Mais que faisait-elle ici... Qu'attendait-elle réellement ? Qu'Archael vienne ? Il devait être retourné à Otulin, et, dans le feu de sa bonne humeur, ne pas se rappeler du lien qui le liait à Ruby. Elle soupira. Il valait mieux qu'elle rentre, manger quelque chose et dormir quelques précieuses heures avant de se remettre à l'ouvrage, avant de poursuivre son mensonge : faire croire que la directrice était malade et qu'elle-même ne faisait qu'assurer une régence temporaire, alors que al dite Directrice avait disparu depuis deux mois. Deux mois... C'était un miracle que les démons n'aient pas attaqué pendant ce laps de temps. Mais ils devaient être encore en train de dompter les guerres intestines dans les enfers, trop occupés à se décapiter les uns les autres pour le pouvoir. Les habitants étaient parfois un peu plus civilisé, mais il s'en fallait de peu pour que ça ne soit pas le cas.

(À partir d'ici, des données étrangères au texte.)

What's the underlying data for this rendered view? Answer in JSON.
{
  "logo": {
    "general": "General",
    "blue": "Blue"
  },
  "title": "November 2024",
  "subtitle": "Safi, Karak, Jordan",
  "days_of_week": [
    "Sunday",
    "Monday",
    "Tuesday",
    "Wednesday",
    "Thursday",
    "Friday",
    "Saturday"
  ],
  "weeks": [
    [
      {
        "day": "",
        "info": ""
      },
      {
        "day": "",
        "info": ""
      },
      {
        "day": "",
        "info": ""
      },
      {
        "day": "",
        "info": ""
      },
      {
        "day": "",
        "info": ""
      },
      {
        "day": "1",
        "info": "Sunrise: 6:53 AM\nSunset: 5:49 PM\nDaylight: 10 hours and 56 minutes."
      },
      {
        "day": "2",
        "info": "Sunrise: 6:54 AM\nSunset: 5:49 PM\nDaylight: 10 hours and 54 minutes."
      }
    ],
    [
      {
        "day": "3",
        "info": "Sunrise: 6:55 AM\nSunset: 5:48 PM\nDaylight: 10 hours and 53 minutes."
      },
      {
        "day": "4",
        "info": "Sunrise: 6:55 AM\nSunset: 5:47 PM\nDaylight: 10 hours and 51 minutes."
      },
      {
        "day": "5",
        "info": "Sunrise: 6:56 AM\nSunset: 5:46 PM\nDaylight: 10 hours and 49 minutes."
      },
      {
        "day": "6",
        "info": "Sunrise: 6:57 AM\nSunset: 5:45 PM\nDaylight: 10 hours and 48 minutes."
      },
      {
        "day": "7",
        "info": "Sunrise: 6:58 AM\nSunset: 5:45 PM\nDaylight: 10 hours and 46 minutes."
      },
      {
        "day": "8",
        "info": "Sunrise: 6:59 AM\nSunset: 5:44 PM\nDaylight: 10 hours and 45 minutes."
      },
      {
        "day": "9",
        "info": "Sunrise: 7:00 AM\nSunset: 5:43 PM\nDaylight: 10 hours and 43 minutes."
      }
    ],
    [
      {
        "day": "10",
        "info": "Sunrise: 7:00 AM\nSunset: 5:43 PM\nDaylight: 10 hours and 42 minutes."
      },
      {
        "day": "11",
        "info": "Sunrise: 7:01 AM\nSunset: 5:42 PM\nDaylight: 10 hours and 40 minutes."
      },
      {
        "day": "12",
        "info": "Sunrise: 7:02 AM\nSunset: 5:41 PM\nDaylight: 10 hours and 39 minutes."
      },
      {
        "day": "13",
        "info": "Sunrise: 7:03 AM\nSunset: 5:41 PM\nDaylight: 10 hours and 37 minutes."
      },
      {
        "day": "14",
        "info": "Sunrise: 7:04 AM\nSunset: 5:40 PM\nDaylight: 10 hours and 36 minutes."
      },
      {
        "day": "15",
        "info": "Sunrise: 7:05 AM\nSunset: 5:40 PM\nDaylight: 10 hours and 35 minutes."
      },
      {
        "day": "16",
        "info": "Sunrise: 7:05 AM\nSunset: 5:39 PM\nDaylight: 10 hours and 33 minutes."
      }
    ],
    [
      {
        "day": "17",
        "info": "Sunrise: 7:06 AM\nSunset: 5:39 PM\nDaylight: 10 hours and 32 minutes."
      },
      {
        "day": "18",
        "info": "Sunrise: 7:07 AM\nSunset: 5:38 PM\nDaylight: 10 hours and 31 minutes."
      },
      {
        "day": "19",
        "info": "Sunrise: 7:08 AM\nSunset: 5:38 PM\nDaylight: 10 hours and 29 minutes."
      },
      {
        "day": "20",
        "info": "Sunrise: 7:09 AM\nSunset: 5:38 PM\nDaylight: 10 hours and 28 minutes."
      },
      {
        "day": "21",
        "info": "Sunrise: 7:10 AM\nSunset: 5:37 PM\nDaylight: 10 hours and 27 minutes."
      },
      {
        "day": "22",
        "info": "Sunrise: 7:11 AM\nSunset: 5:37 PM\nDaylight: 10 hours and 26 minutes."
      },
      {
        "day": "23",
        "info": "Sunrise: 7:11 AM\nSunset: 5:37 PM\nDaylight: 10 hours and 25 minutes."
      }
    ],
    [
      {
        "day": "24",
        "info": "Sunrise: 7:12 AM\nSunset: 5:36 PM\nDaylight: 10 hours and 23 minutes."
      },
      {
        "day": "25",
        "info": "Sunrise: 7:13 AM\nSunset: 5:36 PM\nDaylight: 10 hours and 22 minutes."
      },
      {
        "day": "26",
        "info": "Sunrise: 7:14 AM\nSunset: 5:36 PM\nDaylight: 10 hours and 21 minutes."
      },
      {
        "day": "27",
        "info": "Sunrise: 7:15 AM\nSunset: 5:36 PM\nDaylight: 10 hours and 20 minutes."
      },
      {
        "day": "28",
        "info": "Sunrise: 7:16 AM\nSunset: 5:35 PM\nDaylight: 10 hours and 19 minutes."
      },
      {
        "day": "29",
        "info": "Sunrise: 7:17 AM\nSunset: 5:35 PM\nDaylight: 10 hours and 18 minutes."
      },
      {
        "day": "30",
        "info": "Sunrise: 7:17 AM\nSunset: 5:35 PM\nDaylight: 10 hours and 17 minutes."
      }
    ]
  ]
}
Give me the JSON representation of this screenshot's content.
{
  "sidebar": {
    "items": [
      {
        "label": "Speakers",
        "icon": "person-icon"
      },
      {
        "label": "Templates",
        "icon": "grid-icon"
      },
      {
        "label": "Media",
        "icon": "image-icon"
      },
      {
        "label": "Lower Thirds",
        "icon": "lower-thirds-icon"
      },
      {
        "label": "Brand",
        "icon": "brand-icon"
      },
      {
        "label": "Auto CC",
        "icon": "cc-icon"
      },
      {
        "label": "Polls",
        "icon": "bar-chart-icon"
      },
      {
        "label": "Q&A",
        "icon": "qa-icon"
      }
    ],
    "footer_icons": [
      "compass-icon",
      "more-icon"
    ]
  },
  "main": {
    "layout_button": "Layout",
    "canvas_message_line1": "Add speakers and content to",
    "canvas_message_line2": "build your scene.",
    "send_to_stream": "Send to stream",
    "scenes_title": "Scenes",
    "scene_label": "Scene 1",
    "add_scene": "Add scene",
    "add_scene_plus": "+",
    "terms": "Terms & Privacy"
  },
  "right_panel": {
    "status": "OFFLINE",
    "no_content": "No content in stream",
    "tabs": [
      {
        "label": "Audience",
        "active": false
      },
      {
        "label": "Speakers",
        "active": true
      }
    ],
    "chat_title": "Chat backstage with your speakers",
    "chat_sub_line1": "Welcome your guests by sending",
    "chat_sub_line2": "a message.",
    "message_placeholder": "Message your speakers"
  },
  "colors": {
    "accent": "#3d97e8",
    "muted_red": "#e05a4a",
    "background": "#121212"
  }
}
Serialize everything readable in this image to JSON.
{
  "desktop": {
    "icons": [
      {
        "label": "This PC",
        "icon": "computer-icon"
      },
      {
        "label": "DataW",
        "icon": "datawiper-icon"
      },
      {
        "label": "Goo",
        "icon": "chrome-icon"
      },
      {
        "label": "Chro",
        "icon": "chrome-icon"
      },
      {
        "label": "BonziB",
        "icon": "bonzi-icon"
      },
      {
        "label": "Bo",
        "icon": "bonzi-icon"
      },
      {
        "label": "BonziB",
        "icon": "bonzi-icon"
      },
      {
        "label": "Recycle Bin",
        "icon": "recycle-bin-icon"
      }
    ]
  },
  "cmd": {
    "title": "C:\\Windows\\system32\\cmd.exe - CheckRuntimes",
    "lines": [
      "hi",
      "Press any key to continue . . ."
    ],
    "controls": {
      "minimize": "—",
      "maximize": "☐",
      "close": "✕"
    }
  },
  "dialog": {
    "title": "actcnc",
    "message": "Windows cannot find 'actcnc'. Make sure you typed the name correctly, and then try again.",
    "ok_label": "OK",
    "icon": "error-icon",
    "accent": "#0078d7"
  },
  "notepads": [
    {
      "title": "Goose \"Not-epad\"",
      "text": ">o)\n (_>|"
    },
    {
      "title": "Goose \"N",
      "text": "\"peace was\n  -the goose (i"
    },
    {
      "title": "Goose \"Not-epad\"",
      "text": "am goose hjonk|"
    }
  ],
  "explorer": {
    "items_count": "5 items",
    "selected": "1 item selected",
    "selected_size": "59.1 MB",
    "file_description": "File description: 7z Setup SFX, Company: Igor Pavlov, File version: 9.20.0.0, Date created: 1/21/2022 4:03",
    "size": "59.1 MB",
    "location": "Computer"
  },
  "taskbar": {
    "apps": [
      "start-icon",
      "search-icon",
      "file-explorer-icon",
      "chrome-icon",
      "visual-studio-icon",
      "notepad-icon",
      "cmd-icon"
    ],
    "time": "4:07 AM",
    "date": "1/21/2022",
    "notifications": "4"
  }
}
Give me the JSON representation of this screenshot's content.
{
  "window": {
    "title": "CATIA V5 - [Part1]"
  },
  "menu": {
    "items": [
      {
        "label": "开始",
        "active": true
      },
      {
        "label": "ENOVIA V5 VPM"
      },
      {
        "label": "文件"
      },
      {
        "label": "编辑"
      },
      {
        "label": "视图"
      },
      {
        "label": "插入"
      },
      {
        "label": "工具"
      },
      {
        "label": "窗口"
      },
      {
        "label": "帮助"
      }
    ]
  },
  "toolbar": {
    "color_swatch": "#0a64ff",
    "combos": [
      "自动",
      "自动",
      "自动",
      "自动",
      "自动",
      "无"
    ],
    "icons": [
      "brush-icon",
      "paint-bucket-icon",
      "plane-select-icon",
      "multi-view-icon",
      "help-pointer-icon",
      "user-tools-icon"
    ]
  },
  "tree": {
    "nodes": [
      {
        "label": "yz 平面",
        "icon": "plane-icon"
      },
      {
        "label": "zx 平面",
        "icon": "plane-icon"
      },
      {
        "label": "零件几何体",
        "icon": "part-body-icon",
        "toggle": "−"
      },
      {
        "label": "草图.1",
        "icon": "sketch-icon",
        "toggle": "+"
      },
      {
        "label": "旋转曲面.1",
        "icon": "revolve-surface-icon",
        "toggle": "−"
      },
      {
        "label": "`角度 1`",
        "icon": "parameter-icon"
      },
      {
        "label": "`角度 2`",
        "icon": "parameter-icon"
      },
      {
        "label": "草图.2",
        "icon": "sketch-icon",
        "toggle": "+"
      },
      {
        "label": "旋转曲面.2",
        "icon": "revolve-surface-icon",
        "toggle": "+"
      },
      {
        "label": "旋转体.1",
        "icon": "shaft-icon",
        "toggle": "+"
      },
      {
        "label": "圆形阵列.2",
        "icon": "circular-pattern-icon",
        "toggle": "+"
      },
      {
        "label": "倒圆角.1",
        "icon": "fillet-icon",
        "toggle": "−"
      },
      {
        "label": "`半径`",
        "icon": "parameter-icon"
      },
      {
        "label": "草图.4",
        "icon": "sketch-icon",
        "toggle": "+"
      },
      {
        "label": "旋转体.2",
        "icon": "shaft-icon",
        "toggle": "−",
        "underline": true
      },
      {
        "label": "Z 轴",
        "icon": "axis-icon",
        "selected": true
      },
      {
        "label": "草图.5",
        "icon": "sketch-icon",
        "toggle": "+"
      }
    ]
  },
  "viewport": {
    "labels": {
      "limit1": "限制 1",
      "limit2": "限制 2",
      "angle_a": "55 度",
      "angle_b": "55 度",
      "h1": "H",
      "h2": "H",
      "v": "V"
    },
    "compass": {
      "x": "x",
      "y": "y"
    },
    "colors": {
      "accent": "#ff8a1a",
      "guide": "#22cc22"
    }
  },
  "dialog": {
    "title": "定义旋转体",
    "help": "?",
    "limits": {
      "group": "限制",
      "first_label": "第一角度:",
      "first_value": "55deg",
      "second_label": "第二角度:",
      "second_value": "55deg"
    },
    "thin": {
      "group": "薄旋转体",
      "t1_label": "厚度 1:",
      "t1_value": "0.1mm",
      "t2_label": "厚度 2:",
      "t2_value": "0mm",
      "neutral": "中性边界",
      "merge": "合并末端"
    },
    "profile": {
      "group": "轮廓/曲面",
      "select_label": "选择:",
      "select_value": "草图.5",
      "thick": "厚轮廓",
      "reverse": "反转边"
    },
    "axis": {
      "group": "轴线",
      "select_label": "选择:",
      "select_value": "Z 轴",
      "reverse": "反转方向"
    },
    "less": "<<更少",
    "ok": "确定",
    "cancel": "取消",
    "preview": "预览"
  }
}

Tiens, si on reparlait de l'Humaine ? Cela faisait à peine trois jours que Ruby l'avait laissé à la Garde de Mélian. La jeune femme réfléchissait toujours à un moyen de faire disparaître cette Sans-Don de la cité, en toute discrétion. Elle pouvait très bien charger un ange ou une autre créature volante de l'emmener par ciel vers sa terre d'origine, qui n'était séparée d'Elament que par un si petit et si mince océan... C'était la chose la plus morale à faire... Oui, c'état la seule solution envisageable, elle en parlerait demain aux conseillés de la ville, sous le nom de Naciniah.

Ses yeux glissèrent de l'infinité du ciel, pour venir caresser la ligne déchiquetée du paysage des monts, situé plus au Nord, puis elle toucha de ses escarboucles l'épaisseur sombre des arbres de la forêt pour venir enfin juger de la muraille claire... Les petits points noirs qui se déplaçaient dessus étaient les curieux et les sentinelles, les Gardiens et les soldats de faction... Les Gardiens... Il faudrait aussi qu'elle fasse arrêter cette gardienne coupable de haute trahison. Pour elle, il n'y aurait qu'une seule chose : la mort par décapitation dans l'Arène. La lettre d'arrestation attendait les premiers messagers de l'aube, sur son bureau, cachetée de son sceau personnel : un arbre à la ramure de flocon rouge, sur fond blanc. Impossible à contrefaire, il était issu de sa magie et d'une cire spéciale qui luisait dans le noir qu'elle avait commandé exprès à un mage de la Cité...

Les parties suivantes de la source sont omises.